17.yy’ da bu din-sihir karışımı fikirlerin aslında Mısır kaynaklı olmadığı ortaya çıkarılmıştır. Ancak 15.yy’ da bu yazılar İtalya’ya geldiğinde bu yazılardan kimse şüphe etmedi çünkü bunlar şüphe götürmez gibi görünen delillerle gelmişlerdi. Rönesans’ta Hıristiyan Cicero olarak bilinen peder Lactantius bile şüphe etmemiş, Hermes’i Hıristiyanlığın pagan dostu olarak betimlemişti. Bu da açıkça Hıristiyanlığı pagan öğretiyle desteklemek için kullanmasının delili olabilirdi. Ancak bu konuyla ilgili bilgileri sadece Lactantius’tan almıyoruz. Hermes’in hakkında ilk bilgileri Neoplatonizmi metafizik, teolojik bir sistem haline getiren Porphyrios’un Suriyeli öğrencisi Jamblichost’tan alıyoruz. Hippo Piskoposu Augustin de bunlar arasında yer almaktadır. Hermes hakkında bir diğer bilgi veren kişi ise İskenderiyeli Clemens’tir. ( Clemens von Alexandria, M. S. 150-215) ona göre Hermes’in eserleri eski Mısır diniyle ilgilidir.

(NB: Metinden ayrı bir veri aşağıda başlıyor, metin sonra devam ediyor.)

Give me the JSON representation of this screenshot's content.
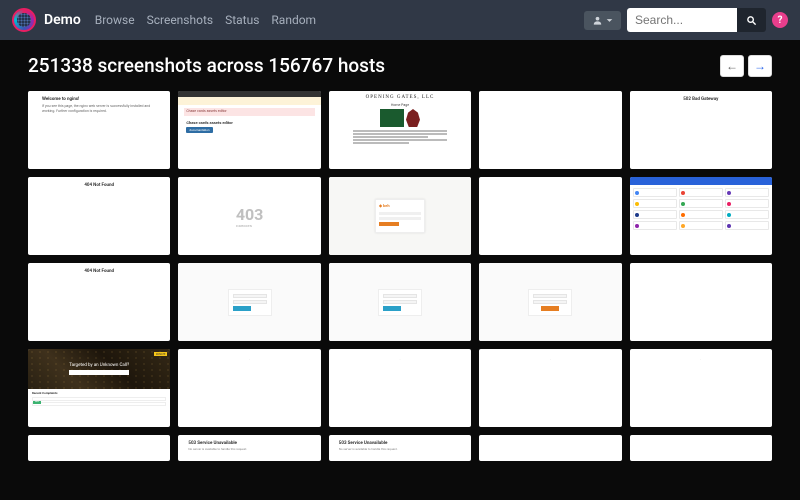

Yaklaşık 1460’da, Toskana Kralı Cosimo de Medici’nin adamlarından biri, onun için Makedonya’da Yunanca bir eser satın aldı. Bu el yazması eserin içinde, Hermetik yazıları meydana getiren 15 kitapçıktan 14 tanesi vardı. Cosimo o zamanlar yetmiş yaşlarındaydı ve ölmeden önce bu sihirli, mistik ve felsefi yazılardan okuyabildiği kadar okumak istiyordu. Platon ekolüne ait yazıları tercüme etmesi için çalıştırdığı bilgin Marsilio Ficino’dan dikkatini Hermetik yazılara çevirmesini istedi. Ficino zamanın en güçlü entelektüellerindendi. Ficino için Platon eserlerinden vazgeçip Hermetik yazılara yoğunlaşmak göründüğü kadar zor değildi çünkü Hermetizm içinde Neoplatonizmi barındıran bir akımdı. Bunun farkına varan Ficino, Platon’un kendisinin de söylediği Mısırlı bilgelerin öğrencisi olduğu konusuna inanmıştı. Hermetik eserler Ficino’ya çok değerli göründü ve bu göreve endişe ve hayranlık karışımı bir duyguyla yaklaştı.
Hermetizm’in bu çekiciliği kısmen onun büyüyle ilgili olmasından ve daha da önemlisi çok eskilerden geliyor olmasından kaynaklanıyordu. Bu eskiliği ona Rönesans’ta itibar sağlayan bir anahtar olmuştu.